PREMIÈRE LETTRE DE SAINT PAUL APÔTRE AUX CORINTHIENS (4, 6b-15)
Frères, apprenez d’Apollos et de moi-même à ne pas aller au-delà de ce qui est écrit, afin qu’aucun de vous n’aille se gonfler d’orgueil en prenant le parti de l’un contre l’autre. Qui donc t’a mis à part ? As-tu quelque chose sans l’avoir reçu ? Et si tu l’as reçu, pourquoi te vanter comme si tu ne l’avais pas reçu ? Vous voilà déjà comblés, vous voilà déjà riches, vous voilà devenus rois sans nous ! Ah ! si seulement vous étiez devenus rois, pour que nous aussi, nous le soyons avec vous ! Mais nous, les Apôtres, il me semble que Dieu nous a exposés en dernier comme en vue d’une mise à mort, car nous sommes donnés en spectacle au monde, aux anges et aux hommes. Nous, nous sommes fous à cause du Christ, et vous, vous êtes raisonnables dans le Christ ; nous sommes faibles, et vous êtes forts ; vous êtes à l’honneur, et nous, dans le mépris. Maintenant encore, nous avons faim, nous avons soif, nous sommes dans le dénuement, maltraités, nous n’avons pas de domicile, nous travaillons péniblement de nos mains. On nous insulte, nous bénissons. On nous persécute, nous le supportons. On nous calomnie, nous réconfortons. Jusqu’à présent, nous sommes pour ainsi dire l’ordure du monde, le rebut de l’humanité. Je ne vous écris pas cela pour vous faire honte, mais pour vous reprendre comme mes enfants bien-aimés. Car, dans le Christ, vous pourriez avoir dix mille guides, vous n’avez pas plusieurs pères : par l’annonce de l’Évangile, c’est moi qui vous ai donné la vie dans le Christ Jésus.
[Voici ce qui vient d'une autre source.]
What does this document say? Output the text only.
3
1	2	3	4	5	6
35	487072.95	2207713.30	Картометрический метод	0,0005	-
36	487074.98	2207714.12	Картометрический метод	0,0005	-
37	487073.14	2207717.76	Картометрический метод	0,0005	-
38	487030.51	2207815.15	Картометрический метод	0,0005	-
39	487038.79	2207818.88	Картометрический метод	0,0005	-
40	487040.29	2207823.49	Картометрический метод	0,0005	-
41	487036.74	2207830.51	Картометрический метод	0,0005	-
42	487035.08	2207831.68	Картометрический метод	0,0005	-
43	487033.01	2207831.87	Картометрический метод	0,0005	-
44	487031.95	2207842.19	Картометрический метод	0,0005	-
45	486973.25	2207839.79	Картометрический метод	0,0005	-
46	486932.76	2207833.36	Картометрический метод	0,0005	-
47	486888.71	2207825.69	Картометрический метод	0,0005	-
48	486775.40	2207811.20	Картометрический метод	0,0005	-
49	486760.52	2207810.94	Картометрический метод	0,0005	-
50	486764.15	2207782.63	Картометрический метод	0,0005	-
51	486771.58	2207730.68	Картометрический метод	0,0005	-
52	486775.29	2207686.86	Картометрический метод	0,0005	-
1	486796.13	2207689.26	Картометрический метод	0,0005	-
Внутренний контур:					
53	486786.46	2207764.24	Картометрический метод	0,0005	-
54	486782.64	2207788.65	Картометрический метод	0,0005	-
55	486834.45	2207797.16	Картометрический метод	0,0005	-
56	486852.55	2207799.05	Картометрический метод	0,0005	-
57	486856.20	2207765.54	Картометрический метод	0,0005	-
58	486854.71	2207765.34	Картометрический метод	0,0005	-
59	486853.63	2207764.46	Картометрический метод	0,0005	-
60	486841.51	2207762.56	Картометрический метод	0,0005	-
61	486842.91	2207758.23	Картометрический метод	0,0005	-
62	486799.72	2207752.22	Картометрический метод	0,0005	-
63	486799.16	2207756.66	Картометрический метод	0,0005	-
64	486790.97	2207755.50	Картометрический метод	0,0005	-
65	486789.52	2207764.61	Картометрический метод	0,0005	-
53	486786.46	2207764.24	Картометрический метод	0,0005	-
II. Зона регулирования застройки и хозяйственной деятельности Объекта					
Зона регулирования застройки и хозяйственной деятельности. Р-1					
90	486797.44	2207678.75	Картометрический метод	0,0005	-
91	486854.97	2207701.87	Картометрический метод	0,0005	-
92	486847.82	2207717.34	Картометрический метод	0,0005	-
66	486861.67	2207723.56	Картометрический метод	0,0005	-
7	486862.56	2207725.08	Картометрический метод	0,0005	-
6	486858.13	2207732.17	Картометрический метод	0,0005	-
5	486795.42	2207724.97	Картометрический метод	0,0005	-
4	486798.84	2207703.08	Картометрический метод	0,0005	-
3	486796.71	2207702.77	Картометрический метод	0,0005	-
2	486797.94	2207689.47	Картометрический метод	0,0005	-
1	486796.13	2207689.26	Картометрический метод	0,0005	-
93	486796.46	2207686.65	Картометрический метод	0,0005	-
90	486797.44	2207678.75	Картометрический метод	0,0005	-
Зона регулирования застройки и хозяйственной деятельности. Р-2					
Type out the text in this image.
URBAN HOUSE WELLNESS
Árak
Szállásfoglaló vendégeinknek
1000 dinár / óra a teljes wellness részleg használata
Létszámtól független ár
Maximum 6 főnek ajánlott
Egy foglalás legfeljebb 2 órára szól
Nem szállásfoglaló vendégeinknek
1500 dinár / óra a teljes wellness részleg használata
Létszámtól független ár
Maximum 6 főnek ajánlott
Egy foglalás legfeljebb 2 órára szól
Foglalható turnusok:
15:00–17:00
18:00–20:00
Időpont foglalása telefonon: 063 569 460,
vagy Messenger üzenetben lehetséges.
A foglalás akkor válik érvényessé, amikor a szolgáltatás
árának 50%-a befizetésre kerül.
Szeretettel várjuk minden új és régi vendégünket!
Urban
ÉVANGILE DE JÉSUS CHRIST SELON SAINT LUC (6, 1-5)
Un jour de sabbat, Jésus traversait des champs ; ses disciples arrachaient des épis et les mangeaient, après les avoir froissés dans leurs mains. Quelques pharisiens dirent alors : « Pourquoi faites-vous ce qui n’est pas permis le jour du sabbat ? »
Jésus leur répondit : « N’avez-vous pas lu ce que fit David un jour qu’il eut faim, lui-même et ceux qui l’accompagnaient ? Il entra dans la maison de Dieu, prit les pains de l’offrande, en mangea et en donna à ceux qui l’accompagnaient, alors que les prêtres seulement ont le droit d’en manger. »
Il leur disait encore : « Le Fils de l’homme est maître du sabbat. »
Homélie
Le sens général de cet épisode (Lc 6, 1-5) n’est pas difficile à saisir. On reproche à Jésus d’autoriser ses disciples à arracher des épis au jour du sabbat ; or, en employant David comme paradigme, Jésus montre que, pour en finir avec la faim, tout est permis, même désobéir au Décalogue.
Il me semble qu’ici le problème n’est ni le Décalogue ni le commandement concernant le sabbat. Le problème, c’est quand la religion et ses lois sont instrumentalisées, en devenant une barrière pour la libération de gens et de peuples. Si c’est le cas, dans l’évangile du jour, la question du sabbat est sans aucune importance – il pourrait être n’importe quel autre commandement.
À la lumière de cet évangile (Lc 6, 1-5), je me demande tout de même : pourquoi la faim de ses disciples permet à Jésus de relativiser un commandement révélé par Dieu ?
D’après la révélation biblique, c’est parce que, ce que l’on fait ou pas à leur égard c’est à Dieu lui-même, manifesté en Jésus-Christ, le Fils de l’Homme, qu’ont est en train de le faire. Lorsque nous abandonnons un nécessiteux, c’est Dieu que nous abandonnons. Lorsque nous privons quelqu’un de manger, même si c’est à cause de la religion et en tout respect aux commandements divins et à la loi du Seigneur, c’est Dieu que nous privons. De même, quand nous soulageons sa souffrance, c’est à Dieu que nous le faisons.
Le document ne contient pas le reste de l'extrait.